See Id. at 889. The Petitioner asserts her proposed endeavor is unique due to her own diverse 
professional background and experience in the educational field. The Petitioner argues this 
background demonstrates her ability to adapt and excel in various settings. However, these assertions 
regarding the Petitioner's background and experience relate to the second prong of the Dhanasar 
framework, which "shifts the focus from the proposed endeavor to the foreign national." Id. at 890. 
As discussed, although we acknowledge the merit of the proposed endeavor, the Petitioner has not 
shown the endeavor has broader implications beyond the Petitioner's business and clients or that it has 
significant potential to employ U.S. workers or otherwise will have substantive positive effects. 

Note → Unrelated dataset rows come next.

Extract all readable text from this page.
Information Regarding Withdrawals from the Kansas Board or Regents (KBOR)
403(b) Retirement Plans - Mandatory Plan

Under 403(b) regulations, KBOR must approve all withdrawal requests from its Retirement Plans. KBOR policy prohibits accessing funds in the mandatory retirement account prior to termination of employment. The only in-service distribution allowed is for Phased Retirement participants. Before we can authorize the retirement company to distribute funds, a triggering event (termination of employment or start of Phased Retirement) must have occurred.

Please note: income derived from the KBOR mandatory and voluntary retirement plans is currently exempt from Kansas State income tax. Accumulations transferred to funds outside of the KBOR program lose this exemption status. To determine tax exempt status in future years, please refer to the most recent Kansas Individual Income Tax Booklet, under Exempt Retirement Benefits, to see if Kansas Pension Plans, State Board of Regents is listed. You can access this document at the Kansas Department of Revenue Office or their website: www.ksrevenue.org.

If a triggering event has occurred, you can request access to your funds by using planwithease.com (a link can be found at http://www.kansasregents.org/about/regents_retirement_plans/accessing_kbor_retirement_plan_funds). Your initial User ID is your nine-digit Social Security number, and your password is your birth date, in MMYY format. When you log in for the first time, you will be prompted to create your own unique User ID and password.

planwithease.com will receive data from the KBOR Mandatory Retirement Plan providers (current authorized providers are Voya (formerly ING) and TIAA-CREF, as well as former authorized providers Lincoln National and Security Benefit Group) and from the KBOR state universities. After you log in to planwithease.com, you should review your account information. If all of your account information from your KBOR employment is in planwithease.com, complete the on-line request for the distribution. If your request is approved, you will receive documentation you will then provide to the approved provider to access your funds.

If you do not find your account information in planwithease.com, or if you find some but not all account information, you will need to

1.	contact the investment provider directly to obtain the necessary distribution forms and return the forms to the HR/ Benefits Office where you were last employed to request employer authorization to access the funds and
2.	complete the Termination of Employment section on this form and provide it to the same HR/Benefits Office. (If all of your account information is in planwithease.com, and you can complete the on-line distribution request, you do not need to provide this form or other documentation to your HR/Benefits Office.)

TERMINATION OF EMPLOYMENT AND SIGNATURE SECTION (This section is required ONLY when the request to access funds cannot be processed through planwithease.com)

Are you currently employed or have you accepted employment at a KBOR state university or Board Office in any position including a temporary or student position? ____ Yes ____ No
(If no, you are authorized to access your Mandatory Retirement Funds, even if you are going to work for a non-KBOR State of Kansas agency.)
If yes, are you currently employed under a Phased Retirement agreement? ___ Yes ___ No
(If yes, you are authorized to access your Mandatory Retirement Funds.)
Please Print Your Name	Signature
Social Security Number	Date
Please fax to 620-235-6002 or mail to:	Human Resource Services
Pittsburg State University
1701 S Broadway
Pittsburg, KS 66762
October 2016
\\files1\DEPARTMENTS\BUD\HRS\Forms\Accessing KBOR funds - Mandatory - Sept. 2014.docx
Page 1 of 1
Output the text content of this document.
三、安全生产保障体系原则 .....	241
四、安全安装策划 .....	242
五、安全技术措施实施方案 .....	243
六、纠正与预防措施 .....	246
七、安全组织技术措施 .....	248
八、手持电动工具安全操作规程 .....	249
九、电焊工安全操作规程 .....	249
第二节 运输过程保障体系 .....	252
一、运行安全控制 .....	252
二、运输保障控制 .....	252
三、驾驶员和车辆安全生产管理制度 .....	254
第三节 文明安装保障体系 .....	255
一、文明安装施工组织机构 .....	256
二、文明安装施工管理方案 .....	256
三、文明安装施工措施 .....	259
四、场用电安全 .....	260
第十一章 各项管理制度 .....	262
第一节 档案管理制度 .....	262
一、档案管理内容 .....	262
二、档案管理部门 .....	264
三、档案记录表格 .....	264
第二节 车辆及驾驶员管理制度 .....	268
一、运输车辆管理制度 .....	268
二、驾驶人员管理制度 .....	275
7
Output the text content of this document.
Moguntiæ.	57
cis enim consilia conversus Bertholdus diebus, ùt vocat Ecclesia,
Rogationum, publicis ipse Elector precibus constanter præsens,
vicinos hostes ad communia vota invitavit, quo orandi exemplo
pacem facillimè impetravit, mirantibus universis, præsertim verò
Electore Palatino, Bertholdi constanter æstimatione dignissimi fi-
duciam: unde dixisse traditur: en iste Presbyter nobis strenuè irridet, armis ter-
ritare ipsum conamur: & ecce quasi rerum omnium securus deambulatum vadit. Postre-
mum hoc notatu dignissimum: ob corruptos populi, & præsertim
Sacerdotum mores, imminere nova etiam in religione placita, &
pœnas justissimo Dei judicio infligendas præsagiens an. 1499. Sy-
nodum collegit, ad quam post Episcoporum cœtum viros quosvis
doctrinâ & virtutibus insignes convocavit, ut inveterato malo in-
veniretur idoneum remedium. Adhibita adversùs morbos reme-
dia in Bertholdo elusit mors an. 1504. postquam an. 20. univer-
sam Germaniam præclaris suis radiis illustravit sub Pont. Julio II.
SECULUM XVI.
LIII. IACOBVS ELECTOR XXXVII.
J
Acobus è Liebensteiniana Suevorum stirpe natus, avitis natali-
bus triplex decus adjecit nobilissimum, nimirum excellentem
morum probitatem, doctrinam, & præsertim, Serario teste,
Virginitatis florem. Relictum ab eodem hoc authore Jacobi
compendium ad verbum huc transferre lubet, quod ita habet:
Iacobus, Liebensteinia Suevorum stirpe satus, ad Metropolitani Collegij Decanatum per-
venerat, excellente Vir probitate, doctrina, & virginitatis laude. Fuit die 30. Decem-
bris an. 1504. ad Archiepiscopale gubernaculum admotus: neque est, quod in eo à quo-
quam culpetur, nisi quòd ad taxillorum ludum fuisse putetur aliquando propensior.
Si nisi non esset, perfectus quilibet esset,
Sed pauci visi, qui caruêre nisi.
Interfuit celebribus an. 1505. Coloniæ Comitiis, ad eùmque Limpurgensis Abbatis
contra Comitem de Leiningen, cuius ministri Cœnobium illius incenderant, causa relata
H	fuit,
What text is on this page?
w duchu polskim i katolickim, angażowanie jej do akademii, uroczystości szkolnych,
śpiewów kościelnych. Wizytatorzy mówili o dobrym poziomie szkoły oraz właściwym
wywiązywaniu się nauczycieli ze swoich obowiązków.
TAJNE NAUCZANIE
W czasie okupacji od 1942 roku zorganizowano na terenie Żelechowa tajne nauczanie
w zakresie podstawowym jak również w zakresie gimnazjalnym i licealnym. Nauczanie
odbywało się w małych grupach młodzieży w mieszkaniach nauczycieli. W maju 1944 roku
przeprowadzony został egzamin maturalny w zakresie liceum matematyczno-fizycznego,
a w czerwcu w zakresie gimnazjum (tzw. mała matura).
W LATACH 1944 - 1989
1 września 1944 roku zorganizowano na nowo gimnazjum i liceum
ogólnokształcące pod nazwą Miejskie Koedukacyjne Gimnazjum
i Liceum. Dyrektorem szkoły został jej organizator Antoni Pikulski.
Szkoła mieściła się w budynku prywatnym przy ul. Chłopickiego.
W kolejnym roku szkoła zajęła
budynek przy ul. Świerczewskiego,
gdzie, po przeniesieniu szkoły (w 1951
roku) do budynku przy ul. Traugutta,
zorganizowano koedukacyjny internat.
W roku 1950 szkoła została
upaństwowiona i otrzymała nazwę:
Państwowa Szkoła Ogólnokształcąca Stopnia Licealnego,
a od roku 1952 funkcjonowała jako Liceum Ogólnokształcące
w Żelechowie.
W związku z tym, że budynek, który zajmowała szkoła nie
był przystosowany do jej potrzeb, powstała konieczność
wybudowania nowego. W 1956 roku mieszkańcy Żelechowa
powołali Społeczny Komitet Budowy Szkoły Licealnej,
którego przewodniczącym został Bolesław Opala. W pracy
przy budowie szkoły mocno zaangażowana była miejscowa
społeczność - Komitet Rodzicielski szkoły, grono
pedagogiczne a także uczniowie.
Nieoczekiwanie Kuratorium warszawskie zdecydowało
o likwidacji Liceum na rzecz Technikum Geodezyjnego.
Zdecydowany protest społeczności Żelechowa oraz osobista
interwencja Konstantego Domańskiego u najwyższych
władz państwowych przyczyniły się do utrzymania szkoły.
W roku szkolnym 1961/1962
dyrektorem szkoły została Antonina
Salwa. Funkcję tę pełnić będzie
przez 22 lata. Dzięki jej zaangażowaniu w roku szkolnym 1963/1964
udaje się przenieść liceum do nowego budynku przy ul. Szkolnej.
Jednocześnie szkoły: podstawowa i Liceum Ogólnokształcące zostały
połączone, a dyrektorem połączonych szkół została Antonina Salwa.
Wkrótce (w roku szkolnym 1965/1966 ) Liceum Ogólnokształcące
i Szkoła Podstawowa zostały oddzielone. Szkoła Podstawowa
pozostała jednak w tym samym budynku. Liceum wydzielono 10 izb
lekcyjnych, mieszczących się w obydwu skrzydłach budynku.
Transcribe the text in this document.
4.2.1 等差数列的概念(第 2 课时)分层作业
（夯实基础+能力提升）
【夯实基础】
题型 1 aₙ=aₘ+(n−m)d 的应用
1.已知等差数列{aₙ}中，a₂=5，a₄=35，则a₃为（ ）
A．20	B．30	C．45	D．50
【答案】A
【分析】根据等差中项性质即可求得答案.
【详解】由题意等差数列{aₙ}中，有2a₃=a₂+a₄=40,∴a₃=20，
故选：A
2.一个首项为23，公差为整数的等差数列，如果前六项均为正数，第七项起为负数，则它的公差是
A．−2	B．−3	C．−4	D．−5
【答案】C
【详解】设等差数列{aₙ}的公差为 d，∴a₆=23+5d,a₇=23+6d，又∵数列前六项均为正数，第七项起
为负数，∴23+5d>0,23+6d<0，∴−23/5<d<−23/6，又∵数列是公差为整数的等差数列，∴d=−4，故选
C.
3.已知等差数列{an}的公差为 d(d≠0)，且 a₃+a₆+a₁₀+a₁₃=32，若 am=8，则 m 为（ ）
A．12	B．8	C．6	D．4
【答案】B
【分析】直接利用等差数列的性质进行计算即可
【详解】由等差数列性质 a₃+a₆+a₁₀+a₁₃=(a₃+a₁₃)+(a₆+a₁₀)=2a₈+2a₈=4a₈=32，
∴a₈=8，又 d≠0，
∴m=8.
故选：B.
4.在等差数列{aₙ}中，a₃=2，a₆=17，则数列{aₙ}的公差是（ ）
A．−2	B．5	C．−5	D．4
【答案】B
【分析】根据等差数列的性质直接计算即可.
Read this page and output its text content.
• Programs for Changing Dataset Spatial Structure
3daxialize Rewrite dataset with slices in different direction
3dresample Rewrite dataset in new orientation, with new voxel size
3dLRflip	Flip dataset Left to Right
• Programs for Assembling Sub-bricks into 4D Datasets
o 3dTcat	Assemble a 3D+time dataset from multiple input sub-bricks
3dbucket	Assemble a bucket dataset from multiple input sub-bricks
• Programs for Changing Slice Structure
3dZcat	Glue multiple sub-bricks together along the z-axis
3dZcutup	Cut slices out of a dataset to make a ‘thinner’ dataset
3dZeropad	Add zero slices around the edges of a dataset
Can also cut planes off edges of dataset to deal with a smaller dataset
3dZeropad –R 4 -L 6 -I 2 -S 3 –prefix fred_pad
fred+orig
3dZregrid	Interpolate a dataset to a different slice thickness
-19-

Overall, the Petitioner has not met her burden of demonstrating her proposed endeavor is of national 
importance. 
B. Additional Dhanasar Prongs 
Because the documentation in the record does not establish the national importance of the proposed 
endeavor as required by the first prong of the Dhanasar precedent decision, the Petitioner has not 
demonstrated eligibility for a national interest waiver. Further analysis ofthe Petitioner's eligibility under 
the second and third prongs outlined in Dhanasar, therefore, would serve no meaningful purpose. 2 
III. CONCLUSION 
As the Petitioner has not demonstrated eligibility for the underlying immigrant classification and has not 
met the requisite first prong of the Dhanasar analytical framework, we conclude the Petitioner has not 
demonstrated eligibility for or otherwise merits a national interest waiver as a matter of discretion. 
The appeal will be dismissed for the above stated reasons, with each considered as an independent and 
alternate basis for the decision. 
ORDER: The appeal is dismissed. 
2 See INS v. Bagamashad. 429 U.S. 24, 25 (1976) (stating that agencies are not required to make "purely advisory findings" 
on issues that are unnecessmy to the ultimate decision); see also Matter olL-A-C-, 26 I&N Dec. 516, 526 n.7 (BIA 2015) 
( declining to reach alternate issues on appeal where applicants do not otherwise meet their burden of proof).